The client_header_buffer_size is used to cache the request header and returns a 400 error if it is exceeded. However, if the majority of requests do not exceed this value, then the larger request header can be affected by large_client_headers_buffers.
or the exact words of the nginx?
- client_header_buffer_size: Sets buffer size for reading client request header. For most requests, a buffer of 1K bytes is enough. However, if a request includes long cookies, or comes from a WAP client, it may not fit into 1K. If a request line or a Request header field does not fit into this buffer then larger buffers, configured by the LARGE_CLI Ent_header_buffers directive, is allocated.

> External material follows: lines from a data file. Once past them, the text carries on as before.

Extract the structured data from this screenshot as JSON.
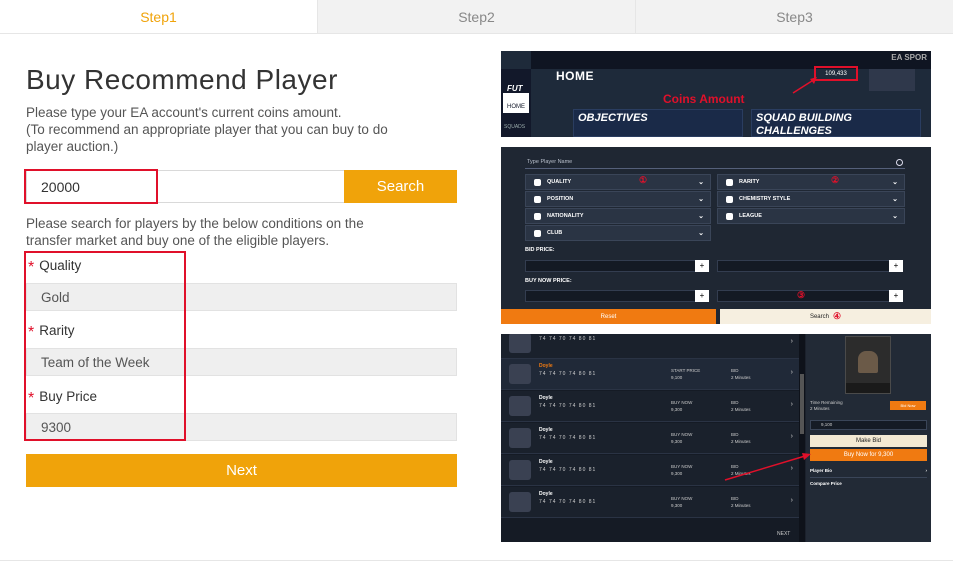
{
  "steps": [
    {
      "label": "Step1",
      "active": true
    },
    {
      "label": "Step2",
      "active": false
    },
    {
      "label": "Step3",
      "active": false
    }
  ],
  "form": {
    "title": "Buy Recommend Player",
    "instructions": [
      "Please type your EA account's current coins amount.",
      "(To recommend an appropriate player that you can buy to do",
      "player auction.)"
    ],
    "coins_value": "20000",
    "search_label": "Search",
    "conditions_text": [
      "Please search for players by the below conditions on the",
      "transfer market and buy one of the eligible players."
    ],
    "fields": [
      {
        "label": "Quality",
        "value": "Gold"
      },
      {
        "label": "Rarity",
        "value": "Team of the Week"
      },
      {
        "label": "Buy Price",
        "value": "9300"
      }
    ],
    "required_mark": "*",
    "next_label": "Next"
  },
  "guide": {
    "home_screen": {
      "brand": "FUT",
      "ea": "EA SPOR",
      "title": "HOME",
      "nav_home": "HOME",
      "nav_squads": "SQUADS",
      "coins_display": "109,433",
      "coins_label": "Coins Amount",
      "tile_objectives": "OBJECTIVES",
      "tile_sbc_line1": "SQUAD BUILDING",
      "tile_sbc_line2": "CHALLENGES"
    },
    "market_screen": {
      "search_placeholder": "Type Player Name",
      "filters": [
        "QUALITY",
        "RARITY",
        "POSITION",
        "CHEMISTRY STYLE",
        "NATIONALITY",
        "LEAGUE",
        "CLUB"
      ],
      "markers": [
        "①",
        "②",
        "③",
        "④"
      ],
      "bid_price": "BID PRICE:",
      "buy_now_price": "BUY NOW PRICE:",
      "reset": "Reset",
      "search": "Search"
    },
    "results_screen": {
      "player_name": "Doyle",
      "stats": "74 74 70 74 80 81",
      "price_line1": "START PRICE",
      "price_line2": "9,100",
      "price_line3": "BUY NOW",
      "price_line4": "9,300",
      "time_line1": "BID",
      "time_line2": "2 Minutes",
      "next": "NEXT",
      "info_line1": "Time Remaining",
      "info_line2": "2 Minutes",
      "bid_field_value": "9,100",
      "bid_button": "Bid Now",
      "make_bid": "Make Bid",
      "buy_now": "Buy Now for 9,300",
      "player_bio": "Player Bio",
      "compare_price": "Compare Price"
    }
  },
  "colors": {
    "accent": "#f0a30a",
    "highlight_red": "#e0102a",
    "fut_orange": "#f07a11"
  }
}
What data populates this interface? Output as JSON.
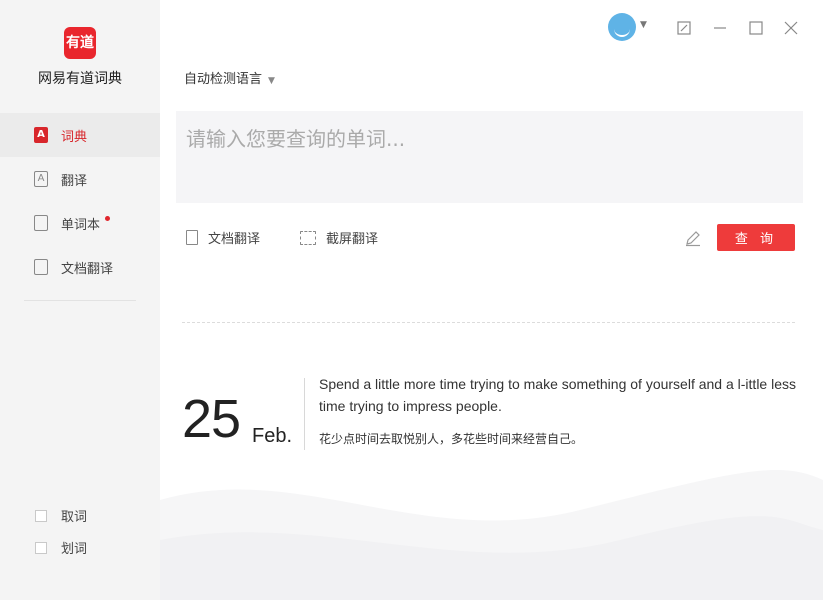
{
  "app": {
    "logo_text": "有道",
    "name": "网易有道词典"
  },
  "sidebar": {
    "items": [
      {
        "label": "词典",
        "icon": "dictionary-icon",
        "glyph": "A",
        "active": true
      },
      {
        "label": "翻译",
        "icon": "translate-icon",
        "glyph": "A",
        "active": false
      },
      {
        "label": "单词本",
        "icon": "wordbook-icon",
        "glyph": "",
        "active": false,
        "badge": true
      },
      {
        "label": "文档翻译",
        "icon": "document-translate-icon",
        "glyph": "",
        "active": false
      }
    ],
    "options": [
      {
        "label": "取词",
        "checked": false
      },
      {
        "label": "划词",
        "checked": false
      }
    ]
  },
  "main": {
    "language_select": "自动检测语言",
    "search_placeholder": "请输入您要查询的单词...",
    "tools": {
      "doc_translate": "文档翻译",
      "screenshot_translate": "截屏翻译"
    },
    "query_button": "查 询"
  },
  "daily": {
    "day": "25",
    "month": "Feb.",
    "quote_en": "Spend a little more time trying to make something of yourself and a l-ittle less time trying to impress people.",
    "quote_zh": "花少点时间去取悦别人，多花些时间来经营自己。"
  },
  "colors": {
    "accent": "#e9262d",
    "sidebar_bg": "#f4f4f4",
    "input_bg": "#f5f5f7"
  }
}
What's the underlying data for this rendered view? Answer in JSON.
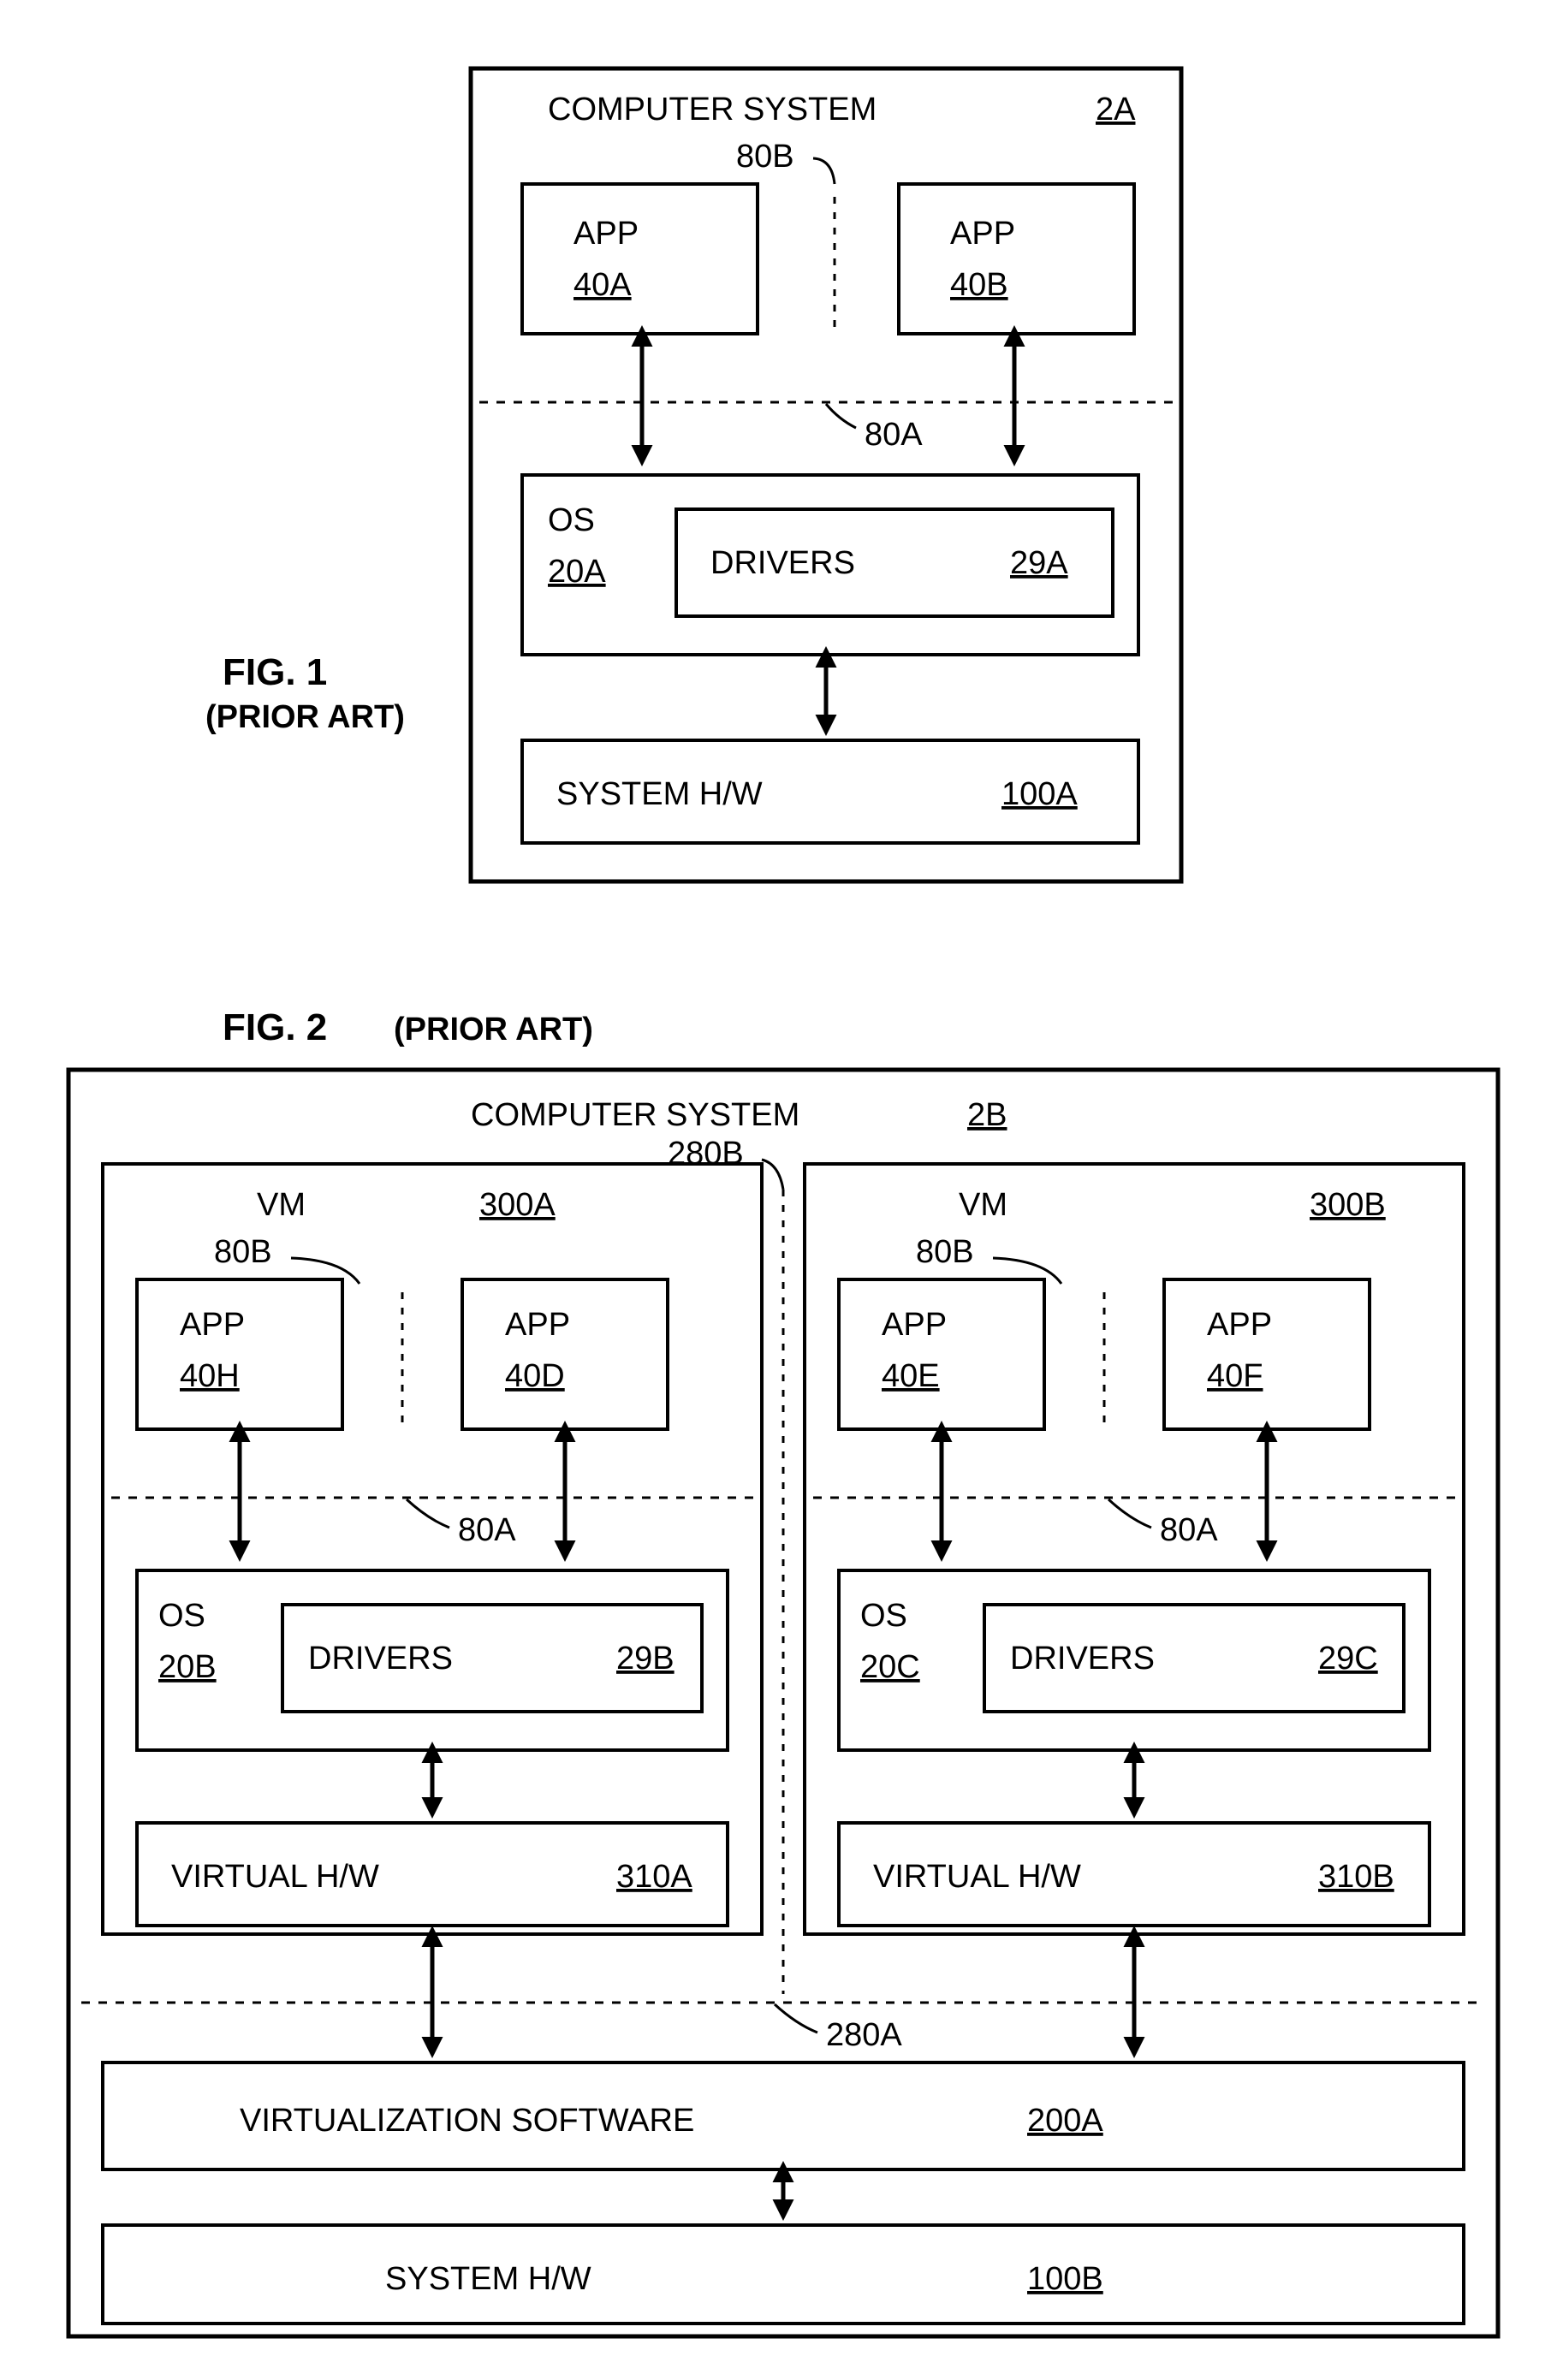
{
  "fig1": {
    "caption": "FIG. 1",
    "subcaption": "(PRIOR ART)",
    "title": "COMPUTER SYSTEM",
    "title_ref": "2A",
    "ref_80B": "80B",
    "ref_80A": "80A",
    "app1": {
      "label": "APP",
      "ref": "40A"
    },
    "app2": {
      "label": "APP",
      "ref": "40B"
    },
    "os": {
      "label": "OS",
      "ref": "20A"
    },
    "drivers": {
      "label": "DRIVERS",
      "ref": "29A"
    },
    "hw": {
      "label": "SYSTEM H/W",
      "ref": "100A"
    }
  },
  "fig2": {
    "caption": "FIG. 2",
    "subcaption": "(PRIOR ART)",
    "title": "COMPUTER SYSTEM",
    "title_ref": "2B",
    "ref_280B": "280B",
    "ref_280A": "280A",
    "vmA": {
      "title": "VM",
      "ref": "300A",
      "ref_80B": "80B",
      "ref_80A": "80A",
      "app1": {
        "label": "APP",
        "ref": "40H"
      },
      "app2": {
        "label": "APP",
        "ref": "40D"
      },
      "os": {
        "label": "OS",
        "ref": "20B"
      },
      "drivers": {
        "label": "DRIVERS",
        "ref": "29B"
      },
      "hw": {
        "label": "VIRTUAL H/W",
        "ref": "310A"
      }
    },
    "vmB": {
      "title": "VM",
      "ref": "300B",
      "ref_80B": "80B",
      "ref_80A": "80A",
      "app1": {
        "label": "APP",
        "ref": "40E"
      },
      "app2": {
        "label": "APP",
        "ref": "40F"
      },
      "os": {
        "label": "OS",
        "ref": "20C"
      },
      "drivers": {
        "label": "DRIVERS",
        "ref": "29C"
      },
      "hw": {
        "label": "VIRTUAL H/W",
        "ref": "310B"
      }
    },
    "virt": {
      "label": "VIRTUALIZATION SOFTWARE",
      "ref": "200A"
    },
    "hw": {
      "label": "SYSTEM H/W",
      "ref": "100B"
    }
  }
}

- large_client_header_buffers: Sets the maximum number and size of buffers used for reading large client request he Ader. A request line cannot exceed the size of one buffer, or the 414 (Request-uri Too Large) error is returned to the client. A Request header field cannot exceed the size of one buffer as well, or the the "Bad Request" error is returned to the CLI Ent. Buffers is allocated only on demand. By default, the buffer size is equal to 8K bytes. If after the end of request processing a connection was transitioned into the keep-alive state, these buffers is released.
The reason to control the cache size with two parameters is to balance the contradiction between memory resources and processing speed.